For the last two decades, there have been numerous attempts to cobble the various disability programs together and serve them under one roof: 24-hour coverage, disability management, and absence management, to name a few. Often, for all but the largest self-insured employers, these attempts have been less than successful due to complex state-by-state regulatory environments, in-house management silos that administer programs differently (risk management vs human resources), and differences in program incentives, disincentives, and benefit structures. One area where workers comp has made huge progress and serves as a model for non-work related disability programs is in the area of return-to-work programs. For many, migrating RTW to disability has been slow going – often because it is a voluntary employee financed benefit, so the urgency hasn’t always been there. But with the converging forces of aging workers, a less healthy population (increased obesity, diabetes), and a tight labor pool, the sense of urgency may be growing.
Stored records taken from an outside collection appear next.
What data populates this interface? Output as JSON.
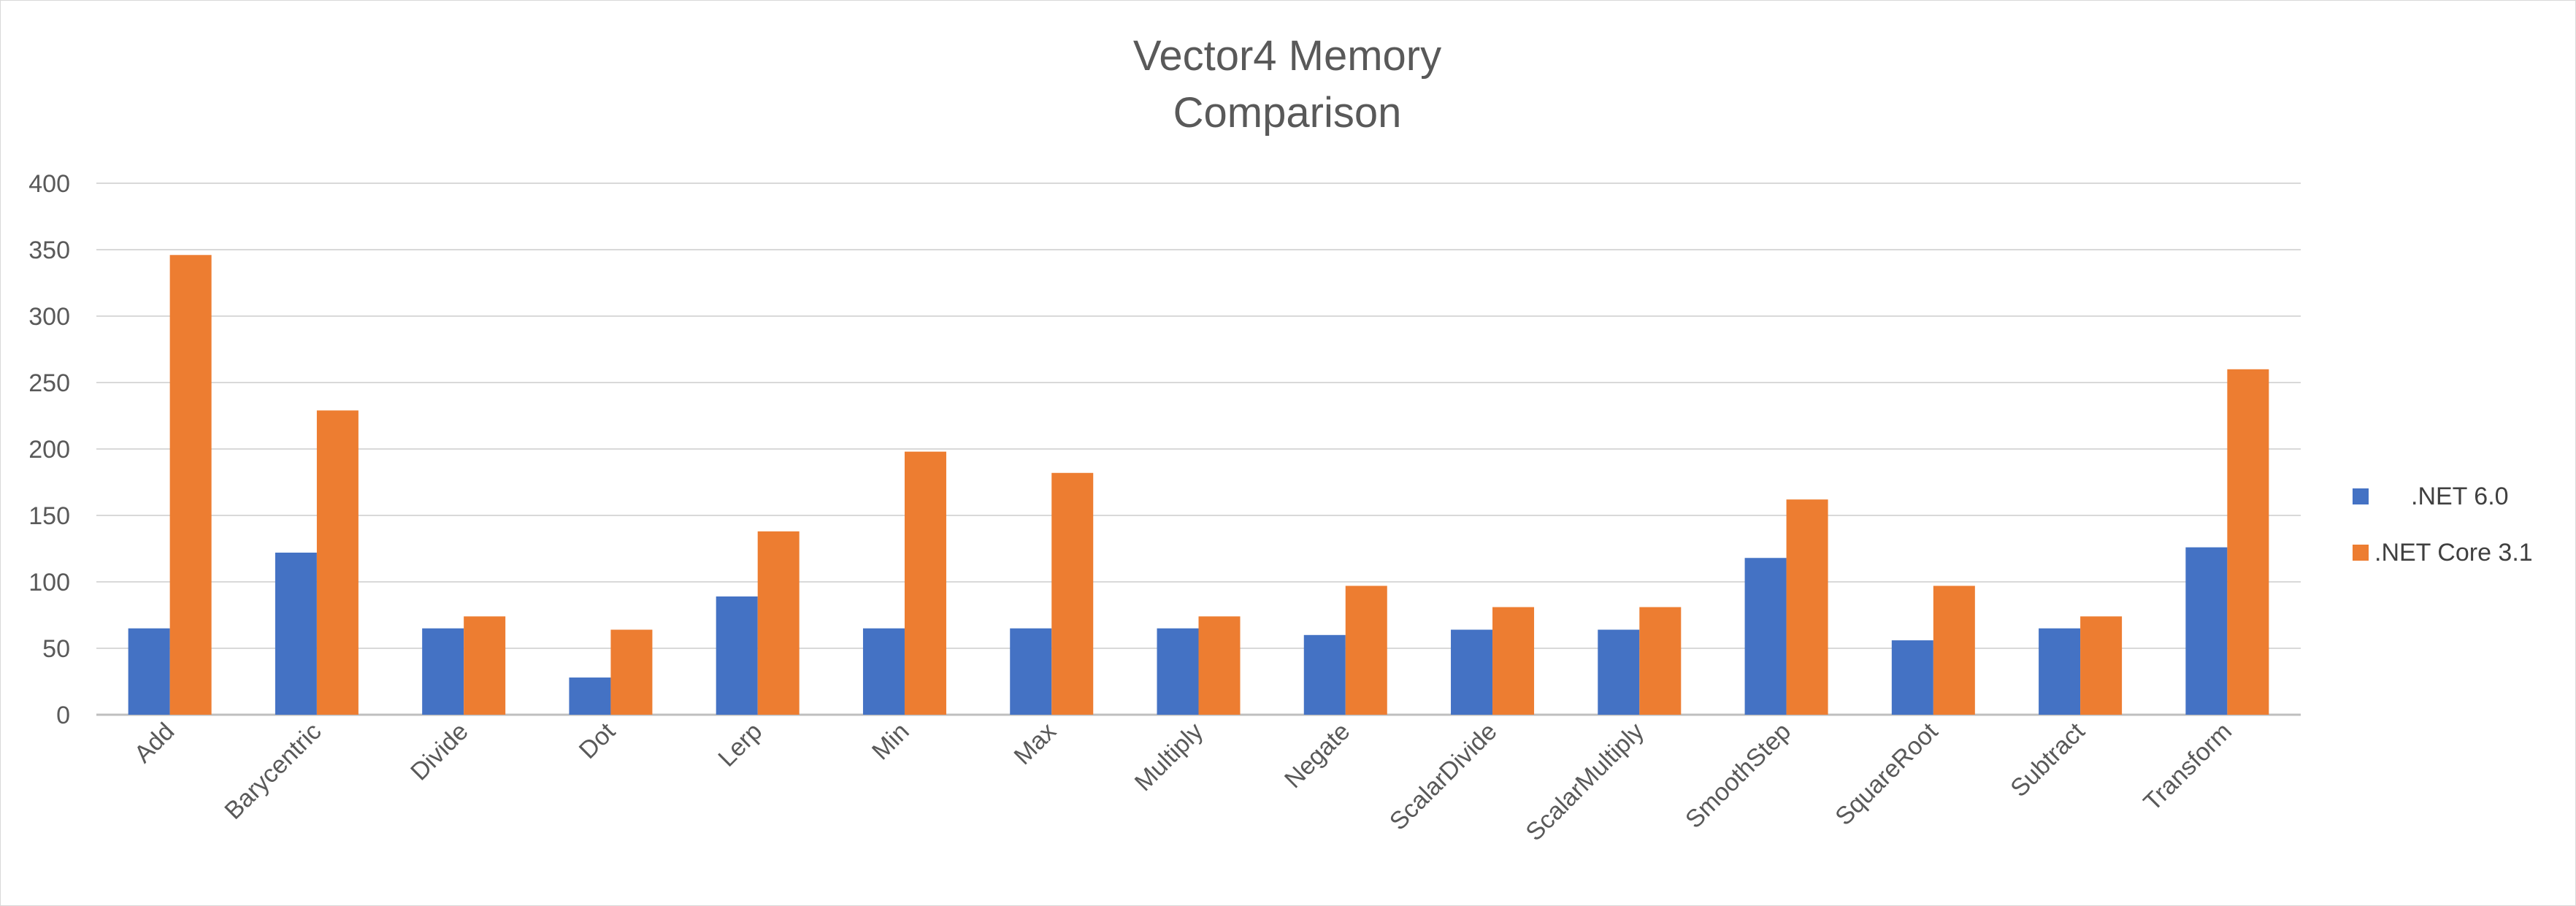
{
  "chart_data": {
    "type": "bar",
    "title_lines": [
      "Vector4 Memory",
      "Comparison"
    ],
    "xlabel": "",
    "ylabel": "",
    "ylim": [
      0,
      400
    ],
    "yticks": [
      0,
      50,
      100,
      150,
      200,
      250,
      300,
      350,
      400
    ],
    "grid": true,
    "legend_position": "right",
    "categories": [
      "Add",
      "Barycentric",
      "Divide",
      "Dot",
      "Lerp",
      "Min",
      "Max",
      "Multiply",
      "Negate",
      "ScalarDivide",
      "ScalarMultiply",
      "SmoothStep",
      "SquareRoot",
      "Subtract",
      "Transform"
    ],
    "series": [
      {
        "name": ".NET 6.0",
        "color": "#4472c4",
        "values": [
          65,
          122,
          65,
          28,
          89,
          65,
          65,
          65,
          60,
          64,
          64,
          118,
          56,
          65,
          126
        ]
      },
      {
        "name": ".NET Core 3.1",
        "color": "#ed7d31",
        "values": [
          346,
          229,
          74,
          64,
          138,
          198,
          182,
          74,
          97,
          81,
          81,
          162,
          97,
          74,
          260
        ]
      }
    ]
  }
}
The WSJ article discusses the ways that many large employers are making workplace accommodations to retain workers:

“American Express says it has altered the company cafeteria at its Greensboro, N.C., call center to accommodate wheelchair-bound workers, enabling them to access microwaves and bus their trays on carts. Company employees who rely on public transportation because of medical reasons, such as paratransit transportation, can get flexible work schedules to accommodate their needs.
At General Motors Corp., a joint program with the United Auto Workers union helps disabled workers find new positions within the company that are more amenable to a worker’s ailment. Under this so-called Adapt program, disabled workers meet with company doctors, ergonomic representatives and others who review the employee’s disability and try to match that to available jobs. Workers who install windshields, for instance, but who develop problems that restrict how high they can raise their arm, could be moved to door installation instead, since that job doesn’t require workers lift their arms above their shoulders, GM says.”

These types of creative programs are always easier for the big guys to effect than the smaller employers, given the law of large numbers, but the large employers can also serve as laboratories for what works well and what doesn’t. And the climate may be right for moving the needle a little further in terms of a unified approach to disability management and stay at work/return to work programs.